Sunday, February 13, 2011
Tito on Drew, Ellsbury, the 'pen and more
By Gordon Edes
FORT MYERS, Fla. -- Red Sox manager Terry Francona touched upon a number of topics Sunday, ranging from Jonathan Papelbon and Bobby Jenks coexisting in the bullpen, the health of outfielders J.D. Drew and Jacoby Ellsbury, the competition for jobs in the 'pen, and the value of the running game. A few highlights:
*On whether there is concern about Drew and his troublesome left hamstring, which prompted visits to noted orthopedist James Andrews in Alabama and to the team’s medical staff in Boston:
“We’re going to try and not let it, but it’s something he has voiced some concern about. I don’t think he’s real concerned about it, but it’s been there. I don’t think we want it to be a concern. So we’ll certainly monitor it.’’
*On Ellsbury’s recovery from fractured ribs:
“He’s healthy now. He says he’s doing everything without limitations. It’s going to be fun to watch Els. A year ago, we were talking about him being our left fielder, being the leadoff hitter and being the game-changer. Now we've got a game-changer playing left field [Carl Crawford] and can move Els back to center and hopefully allow him to continue his development.
Terry Francona said Sunday that on-base percentage can be more important than speed at the top of the lineup.
“He missed a lot of time. Early on, does that slow him down? We’ll see. If it does, then we’ll have ways to take the pressure off him. We can hit him lower in the lineup. We’ve been pretty open about that. If he’s feeling good, we’d love for him to lead off. If he’s not, we can protect him a little bit.’’
*On taking a slow approach with Jenks’ preparation this spring:
“He’s one guy, he’s been long-tossing, he’s not been off the mound yet. That’s just the way he always does it. I wouldn’t be surprised if you don’t see him in a game the first week [of exhibitions]. He doesn’t need to be. He’s always been extremely slow in spring training. No reason to rush it.’’
“Lackey looks like he’s really worked. He’s thin. Even in his face. Beckett looks strong. Regardless of who you are, a lot of pride comes in with this. Both guys obviously went home and got after it. Hopefully it’ll pay dividends with their ERAs and won-lost records.’’
*On having a potential closer controversy with Papelbon and Jenks:
“I don’t think this is as much of an issue for Paps as maybe it was for people talking about Paps. He knows where I stand on this. I don’t think it’s much of an issue.
“There may be various reasons why he wants to bounce back, I’m not sure I care. Whether it’s financial, that’s up to him. I just want him to get a bunch of saves. It looks like he’s in great shape.’’
*On whether Papelbon will be motivated by this being his free-agent year:
“I think it will motivate him.
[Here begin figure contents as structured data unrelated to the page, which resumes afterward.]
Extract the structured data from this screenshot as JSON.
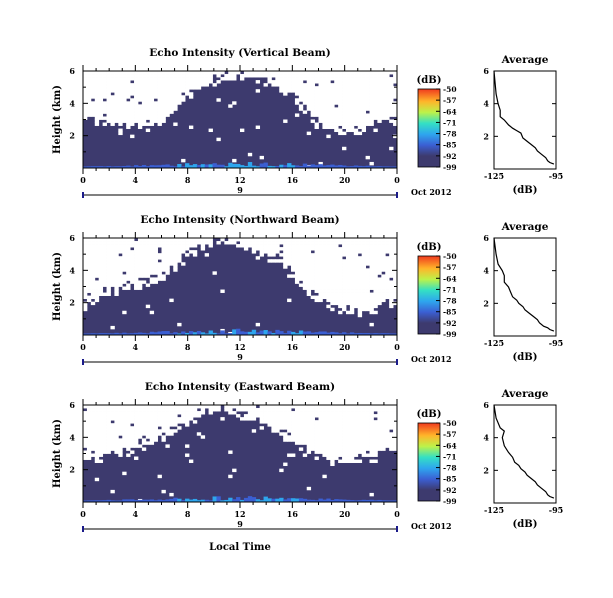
{
  "chart_data": [
    {
      "type": "heatmap",
      "title": "Echo Intensity (Vertical Beam)",
      "ylabel": "Height (km)",
      "xlabel": "",
      "x_ticks": [
        "0",
        "4",
        "8",
        "12",
        "16",
        "20",
        "0"
      ],
      "y_ticks": [
        "6",
        "4",
        "2"
      ],
      "xlim": [
        0,
        24
      ],
      "ylim": [
        0,
        6
      ],
      "date_marker": "9",
      "date_label": "Oct 2012",
      "colorbar": {
        "label": "(dB)",
        "ticks": [
          "-50",
          "-57",
          "-64",
          "-71",
          "-78",
          "-85",
          "-92",
          "-99"
        ],
        "range": [
          -99,
          -50
        ]
      },
      "clear_air_top_km": [
        3.0,
        3.2,
        2.7,
        2.6,
        2.5,
        2.6,
        2.9,
        3.6,
        4.5,
        5.1,
        5.5,
        5.6,
        5.8,
        5.6,
        5.2,
        4.9,
        4.6,
        3.6,
        2.6,
        2.2,
        2.2,
        2.3,
        2.5,
        2.8,
        3.0
      ]
    },
    {
      "type": "line",
      "title": "Average",
      "xlabel": "(dB)",
      "x_ticks": [
        "-125",
        "-95"
      ],
      "y_ticks": [
        "6",
        "4",
        "2"
      ],
      "xlim": [
        -125,
        -95
      ],
      "ylim": [
        0,
        6
      ],
      "series": [
        {
          "x": [
            -125,
            -124,
            -123,
            -122,
            -122,
            -120,
            -118,
            -116,
            -114,
            -112,
            -111,
            -110,
            -108,
            -107,
            -105,
            -104,
            -102,
            -100,
            -99,
            -98,
            -96
          ],
          "y": [
            6.0,
            4.6,
            4.0,
            3.6,
            3.2,
            3.0,
            2.7,
            2.5,
            2.35,
            2.2,
            1.9,
            1.8,
            1.6,
            1.5,
            1.3,
            1.1,
            0.9,
            0.7,
            0.5,
            0.4,
            0.3
          ]
        }
      ]
    },
    {
      "type": "heatmap",
      "title": "Echo Intensity (Northward Beam)",
      "ylabel": "Height (km)",
      "xlabel": "",
      "x_ticks": [
        "0",
        "4",
        "8",
        "12",
        "16",
        "20",
        "0"
      ],
      "y_ticks": [
        "6",
        "4",
        "2"
      ],
      "xlim": [
        0,
        24
      ],
      "ylim": [
        0,
        6
      ],
      "date_marker": "9",
      "date_label": "Oct 2012",
      "colorbar": {
        "label": "(dB)",
        "ticks": [
          "-50",
          "-57",
          "-64",
          "-71",
          "-78",
          "-85",
          "-92",
          "-99"
        ],
        "range": [
          -99,
          -50
        ]
      },
      "clear_air_top_km": [
        1.8,
        2.2,
        2.6,
        2.9,
        3.1,
        3.3,
        3.6,
        4.2,
        4.9,
        5.6,
        5.8,
        5.9,
        5.6,
        5.2,
        5.0,
        4.6,
        3.8,
        2.8,
        2.2,
        1.8,
        1.5,
        1.4,
        1.6,
        1.9,
        2.2
      ]
    },
    {
      "type": "line",
      "title": "Average",
      "xlabel": "(dB)",
      "x_ticks": [
        "-125",
        "-95"
      ],
      "y_ticks": [
        "6",
        "4",
        "2"
      ],
      "xlim": [
        -125,
        -95
      ],
      "ylim": [
        0,
        6
      ],
      "series": [
        {
          "x": [
            -125,
            -124,
            -123,
            -121,
            -120,
            -120,
            -118,
            -117,
            -116,
            -114,
            -113,
            -111,
            -110,
            -108,
            -106,
            -104,
            -103,
            -101,
            -99,
            -98,
            -96
          ],
          "y": [
            6.0,
            5.0,
            4.4,
            4.0,
            3.7,
            3.3,
            3.0,
            2.7,
            2.4,
            2.2,
            2.0,
            1.8,
            1.6,
            1.4,
            1.2,
            1.0,
            0.8,
            0.6,
            0.5,
            0.4,
            0.3
          ]
        }
      ]
    },
    {
      "type": "heatmap",
      "title": "Echo Intensity (Eastward Beam)",
      "ylabel": "Height (km)",
      "xlabel": "Local Time",
      "x_ticks": [
        "0",
        "4",
        "8",
        "12",
        "16",
        "20",
        "0"
      ],
      "y_ticks": [
        "6",
        "4",
        "2"
      ],
      "xlim": [
        0,
        24
      ],
      "ylim": [
        0,
        6
      ],
      "date_marker": "9",
      "date_label": "Oct 2012",
      "colorbar": {
        "label": "(dB)",
        "ticks": [
          "-50",
          "-57",
          "-64",
          "-71",
          "-78",
          "-85",
          "-92",
          "-99"
        ],
        "range": [
          -99,
          -50
        ]
      },
      "clear_air_top_km": [
        2.6,
        2.8,
        3.0,
        3.1,
        3.3,
        3.6,
        4.0,
        4.5,
        5.0,
        5.5,
        5.7,
        5.8,
        5.5,
        5.0,
        4.7,
        4.3,
        3.8,
        3.2,
        2.8,
        2.6,
        2.5,
        2.6,
        2.8,
        3.1,
        3.3
      ]
    },
    {
      "type": "line",
      "title": "Average",
      "xlabel": "(dB)",
      "x_ticks": [
        "-125",
        "-95"
      ],
      "y_ticks": [
        "6",
        "4",
        "2"
      ],
      "xlim": [
        -125,
        -95
      ],
      "ylim": [
        0,
        6
      ],
      "series": [
        {
          "x": [
            -125,
            -124,
            -122,
            -120,
            -121,
            -120,
            -118,
            -116,
            -115,
            -113,
            -112,
            -110,
            -109,
            -107,
            -105,
            -104,
            -102,
            -100,
            -99,
            -98,
            -96
          ],
          "y": [
            6.0,
            5.2,
            4.6,
            4.4,
            4.0,
            3.5,
            3.1,
            2.8,
            2.5,
            2.3,
            2.1,
            1.9,
            1.7,
            1.5,
            1.3,
            1.1,
            0.9,
            0.7,
            0.5,
            0.4,
            0.3
          ]
        }
      ]
    }
  ]
}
I don’t think he’s ever been real hesitant to say that he aspires to be one of the high-bar, however you say it [highest-paid closers]. That’s OK.’’
*On whether he thought Jenks, who has only closed, will be comfortable as a setup man:
“I don’t think he would have signed here if he wasn’t comfortable. We tried to go to Bard too much last year, or wanting to go to Bard. [Jenks] is another guy you don’t have to match up because if he’s throwing the ball the way he can, he can get lefties and righties. That should really help us. There were too many games we either lost or had a chance to win because it got away from us in the seventh and eighth innings.
“Bard is probably the ultimate weapon in the bullpen. He has the ability like no other reliever in the league -- I might be leaving out a guy or two -- but he has that ability to finish an inning and go back out [for another] and we’ll use that to our advantage. He doesn’t mind it. I think he actually thrives on it.’’
*On speed vs. on-base percentage at the top of the order:
“Speed is good. You want ‘em to score runs. But in my opinion on-base percentage is more important than stolen bases. Sometimes your guys who can run are better off at the bottom of the order because they can run more free, rather than making outs with your better hitters up.
“You try to use good judgment. If you have a guy leading off and stealing 70 bases, that’s a weapon. If he’s not getting on base, that’s not much of a weapon. Carl Crawford said to me when we were in Houston that stolen base percentage is more important than anything, and I agree.
“We don’t want to rein them in, not if we’re going to be fast. I’d love to use it. But making outs on the bases doesn’t help you win.’’
*Francona also said that Tim Wakefield will be stretched out as a starter in camp, and that may be the approach with as many as 11 pitchers, including left-hander Felix Doubront. He also said that Jed Lowrie’s versatility might allow the club to carry just one extra infielder, although that will depend on health.